United, American and Southwest Airlines will be big providers of streaming video in 2015.
Providing streaming video is a move away from video entertainment on seat-back screens, instead allowing passengers to stream videos, often free, to their iPads and laptops.
Airlines also are adding power outlets to seats, even in coach, to keep those devices charged.
The entertainment upgrades could help distract economy-class fliers from their cramped quarters. Leg and elbow space in airplane seats is shrinking as airlines try to make more money by cramming more seats in the back while selling upgrades for extra legroom.
Airlines are trying to mitigate the pain of economy class by installing slimmer seats, which fliers have reported can be uncomfortable. But even that will change for the better in 2015, Gwosdof said. “We’re seeing certain slim-line seats having the same level of comfort as the traditional ones did,” he said. “It’s not now universally a bad thing.”
Overall in 2015, look for better availability — for a cost, of course — of the “business-traveler trifecta.” That’s a flight offering wi-fi, in-seat power and seat pitch (essentially legroom) of 32 inches or more. “When you put them all together, it really creates a climate where a business traveler can get things done on the plane,” Gwosdof said.
Airline shuffling: American Airlines is likely to undergo the most change in 2015, as it integrates with US Airways.
The carrier announced this month that it will spend more than $2 billion on customer-related improvements. In 2014, the airline took delivery of 100 planes, and it expects 112 more next year, giving it claim to having the youngest fleet among U.S. network carriers.
Behind the scenes, American will seek FAA approval of a single operating certificate, allowing American and US Airways to operate as a single entity, although ongoing labor-contract negotiations will affect its ability to realize full benefits of that.
Just as important, American will combine its reservations systems, the backbone of an airline.
That move has been perilous for other airlines, notably United in 2012 when the combined system experienced glitches. Compounded by poor employee training, the switch-over resulted in months of widespread delays and cancellations, and led to defections by business customers.
At United, perhaps the biggest development most consumers will notice in 2015 is a revamped website, although the airline has not set a date for launch.
United will take delivery of new planes, finish installing wi-fi on its mainline fleet and introduce new food and beverage menus, which it promises will be a significant upgrade.
Expect Southwest Airlines, which carries more total passengers from Chicago than any other airline, to continue improving its lousy on-time rate, which has been especially poor at Midway Airport, where it has the most departures in the country. Its on-time rates improved after the airline built more time into its schedule between planes arriving and departing.
Delta Air Lines said that as of March 1 it will have five classes of seats, including a bare-bones selection to compete with low-cost carriers.

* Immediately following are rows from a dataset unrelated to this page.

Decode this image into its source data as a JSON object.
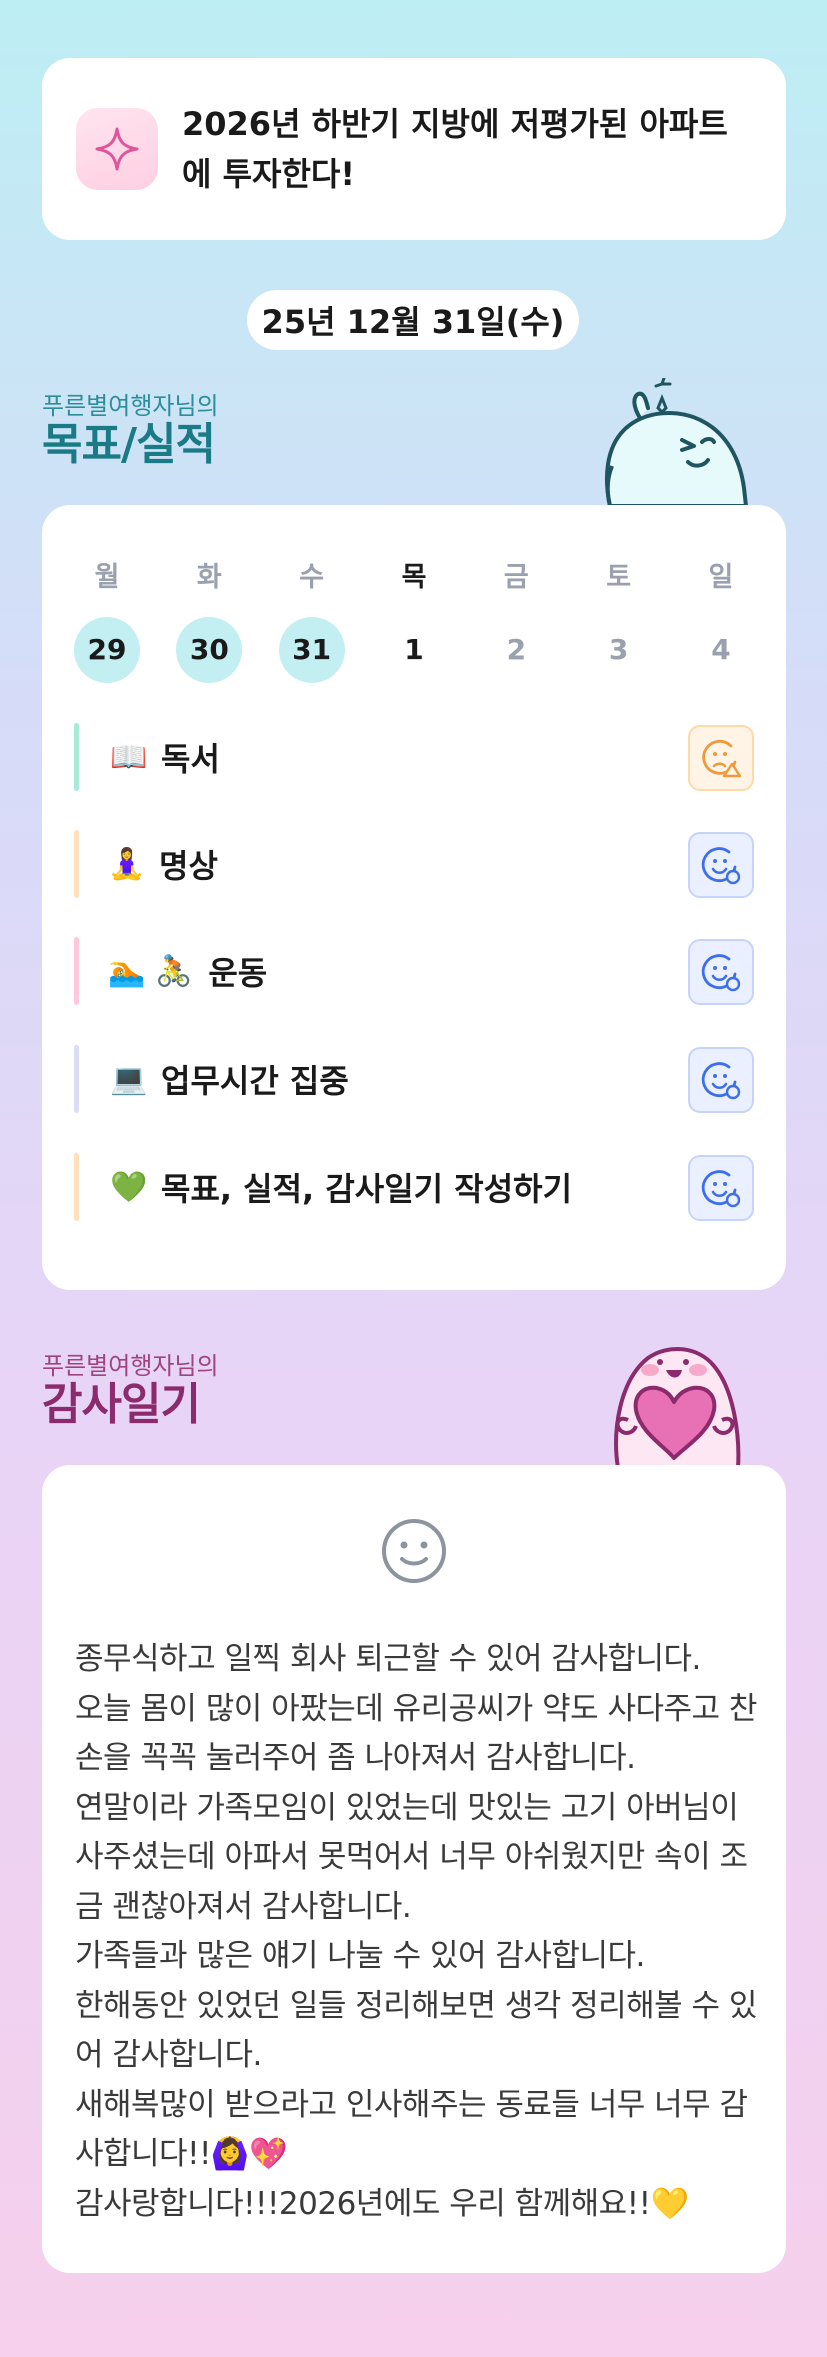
{
  "goal": {
    "text": "2026년 하반기 지방에 저평가된 아파트에 투자한다!",
    "icon": "sparkle-icon"
  },
  "date": "25년 12월 31일(수)",
  "goals_section": {
    "subtitle": "푸른별여행자님의",
    "title": "목표/실적"
  },
  "week": {
    "day_names": [
      "월",
      "화",
      "수",
      "목",
      "금",
      "토",
      "일"
    ],
    "day_numbers": [
      "29",
      "30",
      "31",
      "1",
      "2",
      "3",
      "4"
    ],
    "completed": [
      true,
      true,
      true,
      false,
      false,
      false,
      false
    ],
    "today_index": 3
  },
  "habits": [
    {
      "emoji": "📖",
      "label": "독서",
      "bar_color": "#a8ead8",
      "mood": "sad-warning"
    },
    {
      "emoji": "🧘‍♀️",
      "label": "명상",
      "bar_color": "#ffe0bd",
      "mood": "happy-check"
    },
    {
      "emoji": "🏊",
      "emoji2": "🚴",
      "label": "운동",
      "bar_color": "#ffc8de",
      "mood": "happy-check"
    },
    {
      "emoji": "💻",
      "label": "업무시간 집중",
      "bar_color": "#dcdcf6",
      "mood": "happy-check"
    },
    {
      "emoji": "💚",
      "label": "목표, 실적, 감사일기 작성하기",
      "bar_color": "#ffe0bd",
      "mood": "happy-check"
    }
  ],
  "gratitude_section": {
    "subtitle": "푸른별여행자님의",
    "title": "감사일기"
  },
  "diary": {
    "paragraphs": [
      "종무식하고 일찍 회사 퇴근할 수 있어 감사합니다.",
      "오늘 몸이 많이 아팠는데 유리공씨가 약도 사다주고 찬손을 꼭꼭 눌러주어 좀 나아져서 감사합니다.",
      "연말이라 가족모임이 있었는데 맛있는 고기 아버님이 사주셨는데 아파서 못먹어서 너무 아쉬웠지만 속이 조금 괜찮아져서 감사합니다.",
      "가족들과 많은 얘기 나눌 수 있어 감사합니다.",
      "한해동안 있었던 일들 정리해보면 생각 정리해볼 수 있어 감사합니다.",
      "새해복많이 받으라고 인사해주는 동료들 너무 너무 감사합니다!!🙆‍♀️💖",
      "감사랑합니다!!!2026년에도 우리 함께해요!!💛"
    ]
  },
  "colors": {
    "teal_title": "#1a7a86",
    "purple_title": "#8b2a6c",
    "done_day": "#c3eff2"
  }
}
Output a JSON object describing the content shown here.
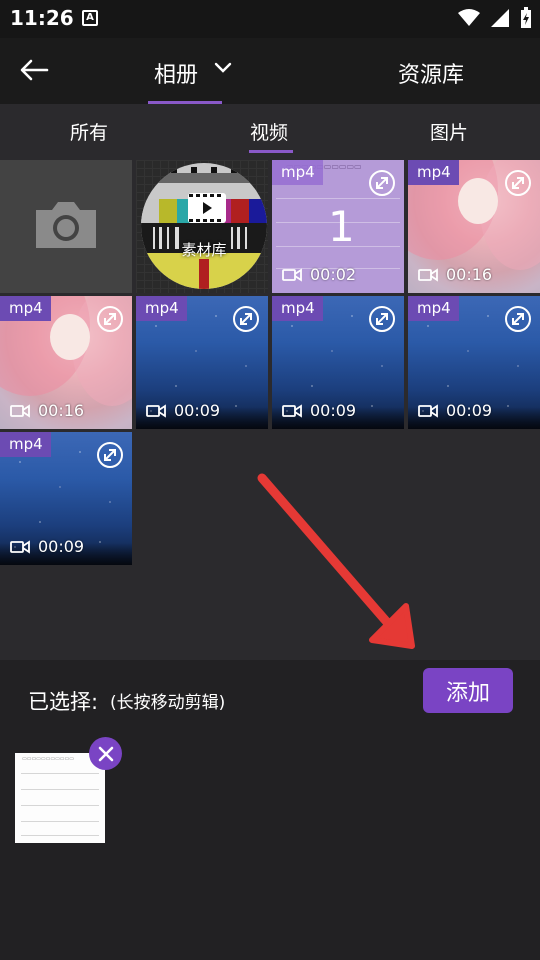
{
  "status_bar": {
    "time": "11:26",
    "notification_icon": "A"
  },
  "header": {
    "album_label": "相册",
    "library_label": "资源库"
  },
  "filters": {
    "all": "所有",
    "video": "视频",
    "image": "图片"
  },
  "grid": {
    "library_label": "素材库",
    "items": [
      {
        "format": "mp4",
        "duration": "00:02",
        "thumb": "doc"
      },
      {
        "format": "mp4",
        "duration": "00:16",
        "thumb": "anime"
      },
      {
        "format": "mp4",
        "duration": "00:16",
        "thumb": "anime"
      },
      {
        "format": "mp4",
        "duration": "00:09",
        "thumb": "space"
      },
      {
        "format": "mp4",
        "duration": "00:09",
        "thumb": "space"
      },
      {
        "format": "mp4",
        "duration": "00:09",
        "thumb": "space"
      },
      {
        "format": "mp4",
        "duration": "00:09",
        "thumb": "space"
      }
    ],
    "doc_thumb_number": "1"
  },
  "selection": {
    "label": "已选择:",
    "hint": "(长按移动剪辑)",
    "add_button": "添加"
  },
  "colors": {
    "accent": "#7a44c4",
    "underline": "#8a59c9",
    "arrow": "#e53935"
  }
}
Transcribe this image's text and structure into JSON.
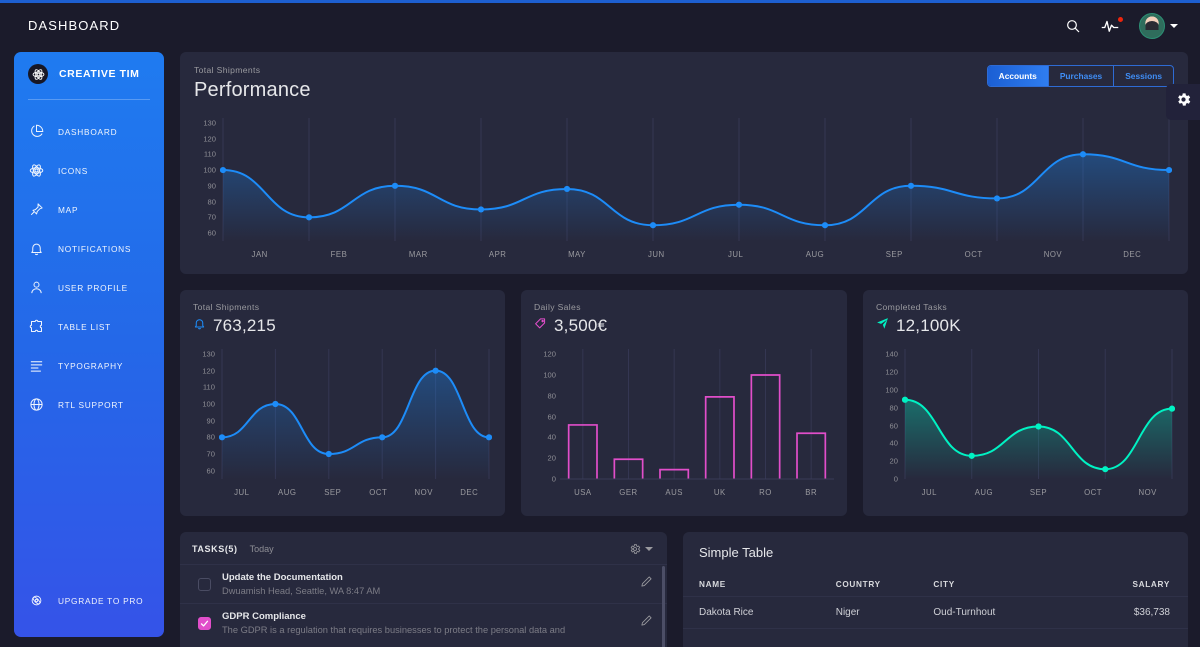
{
  "header": {
    "title": "DASHBOARD",
    "search_icon": "search-icon",
    "activity_icon": "pulse-activity-icon",
    "avatar_icon": "user-avatar"
  },
  "sidebar": {
    "brand": "CREATIVE TIM",
    "brand_icon": "atom-logo-icon",
    "items": [
      {
        "label": "DASHBOARD",
        "icon": "pie-chart-icon"
      },
      {
        "label": "ICONS",
        "icon": "atom-icon"
      },
      {
        "label": "MAP",
        "icon": "pin-icon"
      },
      {
        "label": "NOTIFICATIONS",
        "icon": "bell-icon"
      },
      {
        "label": "USER PROFILE",
        "icon": "person-icon"
      },
      {
        "label": "TABLE LIST",
        "icon": "puzzle-icon"
      },
      {
        "label": "TYPOGRAPHY",
        "icon": "text-lines-icon"
      },
      {
        "label": "RTL SUPPORT",
        "icon": "globe-icon"
      }
    ],
    "upgrade": {
      "label": "UPGRADE TO PRO",
      "icon": "rocket-icon"
    }
  },
  "settings_fab": {
    "icon": "gear-icon"
  },
  "performance": {
    "subtitle": "Total Shipments",
    "title": "Performance",
    "buttons": [
      {
        "label": "Accounts",
        "active": true
      },
      {
        "label": "Purchases",
        "active": false
      },
      {
        "label": "Sessions",
        "active": false
      }
    ]
  },
  "stats": [
    {
      "subtitle": "Total Shipments",
      "value": "763,215",
      "icon": "bell-icon",
      "color": "#1d8cf8"
    },
    {
      "subtitle": "Daily Sales",
      "value": "3,500€",
      "icon": "tag-icon",
      "color": "#e14eca"
    },
    {
      "subtitle": "Completed Tasks",
      "value": "12,100K",
      "icon": "send-icon",
      "color": "#00f2c3"
    }
  ],
  "tasks": {
    "title": "TASKS(5)",
    "subtitle": "Today",
    "gear_icon": "gear-icon",
    "items": [
      {
        "name": "Update the Documentation",
        "desc": "Dwuamish Head, Seattle, WA 8:47 AM",
        "checked": false,
        "edit_icon": "pencil-icon"
      },
      {
        "name": "GDPR Compliance",
        "desc": "The GDPR is a regulation that requires businesses to protect the personal data and",
        "checked": true,
        "edit_icon": "pencil-icon"
      }
    ]
  },
  "table": {
    "title": "Simple Table",
    "columns": [
      "NAME",
      "COUNTRY",
      "CITY",
      "SALARY"
    ],
    "rows": [
      [
        "Dakota Rice",
        "Niger",
        "Oud-Turnhout",
        "$36,738"
      ]
    ]
  },
  "chart_data": [
    {
      "type": "line",
      "title": "Performance",
      "name": "performance-chart",
      "categories": [
        "JAN",
        "FEB",
        "MAR",
        "APR",
        "MAY",
        "JUN",
        "JUL",
        "AUG",
        "SEP",
        "OCT",
        "NOV",
        "DEC"
      ],
      "values": [
        100,
        70,
        90,
        75,
        88,
        65,
        78,
        65,
        90,
        82,
        110,
        100
      ],
      "yticks": [
        130,
        120,
        110,
        100,
        90,
        80,
        70,
        60
      ],
      "ylim": [
        55,
        133
      ],
      "xlabel": "",
      "ylabel": "",
      "grid": true,
      "legend": null,
      "color": "#1d8cf8"
    },
    {
      "type": "line",
      "title": "Total Shipments",
      "name": "total-shipments-chart",
      "categories": [
        "JUL",
        "AUG",
        "SEP",
        "OCT",
        "NOV",
        "DEC"
      ],
      "values": [
        80,
        100,
        70,
        80,
        120,
        80
      ],
      "yticks": [
        130,
        120,
        110,
        100,
        90,
        80,
        70,
        60
      ],
      "ylim": [
        55,
        133
      ],
      "xlabel": "",
      "ylabel": "",
      "grid": true,
      "legend": null,
      "color": "#1d8cf8"
    },
    {
      "type": "bar",
      "title": "Daily Sales",
      "name": "daily-sales-chart",
      "categories": [
        "USA",
        "GER",
        "AUS",
        "UK",
        "RO",
        "BR"
      ],
      "values": [
        52,
        19,
        9,
        79,
        100,
        44
      ],
      "yticks": [
        120,
        100,
        80,
        60,
        40,
        20,
        0
      ],
      "ylim": [
        0,
        125
      ],
      "xlabel": "",
      "ylabel": "",
      "grid": true,
      "legend": null,
      "color": "#e14eca"
    },
    {
      "type": "line",
      "title": "Completed Tasks",
      "name": "completed-tasks-chart",
      "categories": [
        "JUL",
        "AUG",
        "SEP",
        "OCT",
        "NOV"
      ],
      "values": [
        89,
        26,
        59,
        11,
        79
      ],
      "yticks": [
        140,
        120,
        100,
        80,
        60,
        40,
        20,
        0
      ],
      "ylim": [
        0,
        146
      ],
      "xlabel": "",
      "ylabel": "",
      "grid": true,
      "legend": null,
      "color": "#00f2c3"
    }
  ]
}
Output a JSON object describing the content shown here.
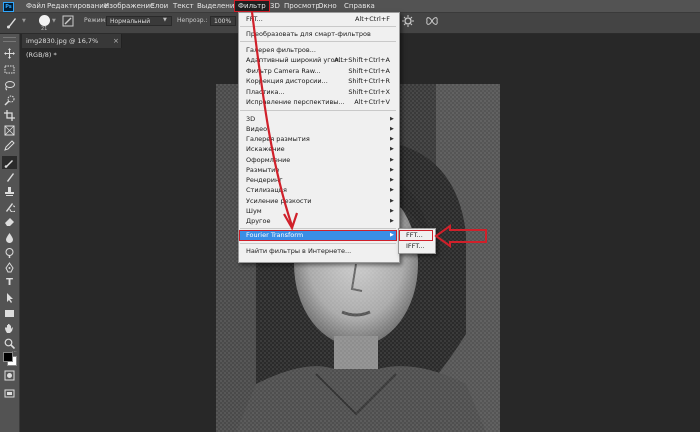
{
  "menubar": {
    "items": [
      "Файл",
      "Редактирование",
      "Изображение",
      "Слои",
      "Текст",
      "Выделение",
      "Фильтр",
      "3D",
      "Просмотр",
      "Окно",
      "Справка"
    ]
  },
  "options": {
    "brush_size": "21",
    "mode_label": "Режим:",
    "mode_value": "Нормальный",
    "opacity_label": "Непрозр.:",
    "opacity_value": "100%"
  },
  "document": {
    "tab_title": "img2830.jpg @ 16,7% (RGB/8) *",
    "close_symbol": "×"
  },
  "filter_menu": {
    "last_filter": {
      "label": "FFT...",
      "shortcut": "Alt+Ctrl+F"
    },
    "smart_filters": "Преобразовать для смарт-фильтров",
    "group1": [
      {
        "label": "Галерея фильтров...",
        "shortcut": ""
      },
      {
        "label": "Адаптивный широкий угол...",
        "shortcut": "Alt+Shift+Ctrl+A"
      },
      {
        "label": "Фильтр Camera Raw...",
        "shortcut": "Shift+Ctrl+A"
      },
      {
        "label": "Коррекция дисторсии...",
        "shortcut": "Shift+Ctrl+R"
      },
      {
        "label": "Пластика...",
        "shortcut": "Shift+Ctrl+X"
      },
      {
        "label": "Исправление перспективы...",
        "shortcut": "Alt+Ctrl+V"
      }
    ],
    "submenus": [
      "3D",
      "Видео",
      "Галерея размытия",
      "Искажение",
      "Оформление",
      "Размытие",
      "Рендеринг",
      "Стилизация",
      "Усиление резкости",
      "Шум",
      "Другое"
    ],
    "fourier": "Fourier Transform",
    "find_online": "Найти фильтры в Интернете...",
    "arrow": "▶"
  },
  "fourier_submenu": {
    "items": [
      "FFT...",
      "IFFT..."
    ]
  },
  "colors": {
    "accent_red": "#d0202a",
    "highlight_blue": "#3a8ee6",
    "menu_bg": "#f0f0f0",
    "chrome_bg": "#535353"
  }
}
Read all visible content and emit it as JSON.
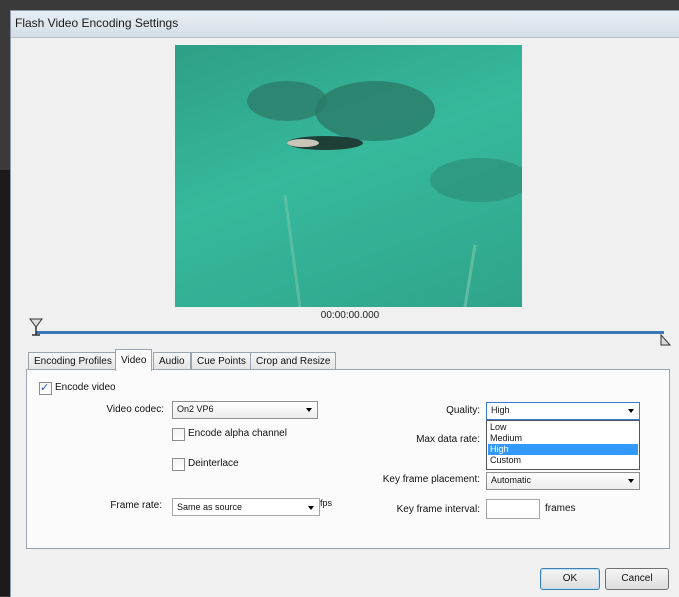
{
  "window": {
    "title": "Flash Video Encoding Settings"
  },
  "preview": {
    "timecode": "00:00:00.000"
  },
  "tabs": [
    {
      "label": "Encoding Profiles",
      "active": false
    },
    {
      "label": "Video",
      "active": true
    },
    {
      "label": "Audio",
      "active": false
    },
    {
      "label": "Cue Points",
      "active": false
    },
    {
      "label": "Crop and Resize",
      "active": false
    }
  ],
  "video": {
    "encode_video": {
      "label": "Encode video",
      "checked": true
    },
    "codec": {
      "label": "Video codec:",
      "value": "On2 VP6"
    },
    "alpha": {
      "label": "Encode alpha channel",
      "checked": false
    },
    "deinterlace": {
      "label": "Deinterlace",
      "checked": false
    },
    "frame_rate": {
      "label": "Frame rate:",
      "value": "Same as source",
      "unit": "fps"
    },
    "quality": {
      "label": "Quality:",
      "value": "High",
      "options": [
        "Low",
        "Medium",
        "High",
        "Custom"
      ],
      "selected_index": 2
    },
    "max_data_rate": {
      "label": "Max data rate:"
    },
    "key_frame_placement": {
      "label": "Key frame placement:",
      "value": "Automatic"
    },
    "key_frame_interval": {
      "label": "Key frame interval:",
      "value": "",
      "unit": "frames"
    }
  },
  "buttons": {
    "ok": "OK",
    "cancel": "Cancel"
  },
  "colors": {
    "accent": "#3399ff",
    "water": "#34b095",
    "scrub": "#3b78b8"
  }
}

Frequent fliers: In 2015, United and Delta will add spending requirements for elite status — those gold and platinum members who get free seat upgrades, free checked bags and early boarding, among other benefits. Delta’s shift to the revenue-based system takes place Thursday; United’s on March 1.
The changes are meant to reward big-spending corporate travelers, an airline’s most profitable customers. American resisted a similar move next year as it combines frequent-flier programs with US Airways. However, American said this month it will award bonus frequent-flier miles to customers who buy the pricey seats in the first-class and business-class cabins, beginning Thursday.
Not only will recent changes mean fewer top elite fliers vying for those upgrades, but airlines are aggressively selling seat upgrades at the time of booking or even when checking in. That shrinks the pool of first-class seats left to be awarded to elite-status travelers.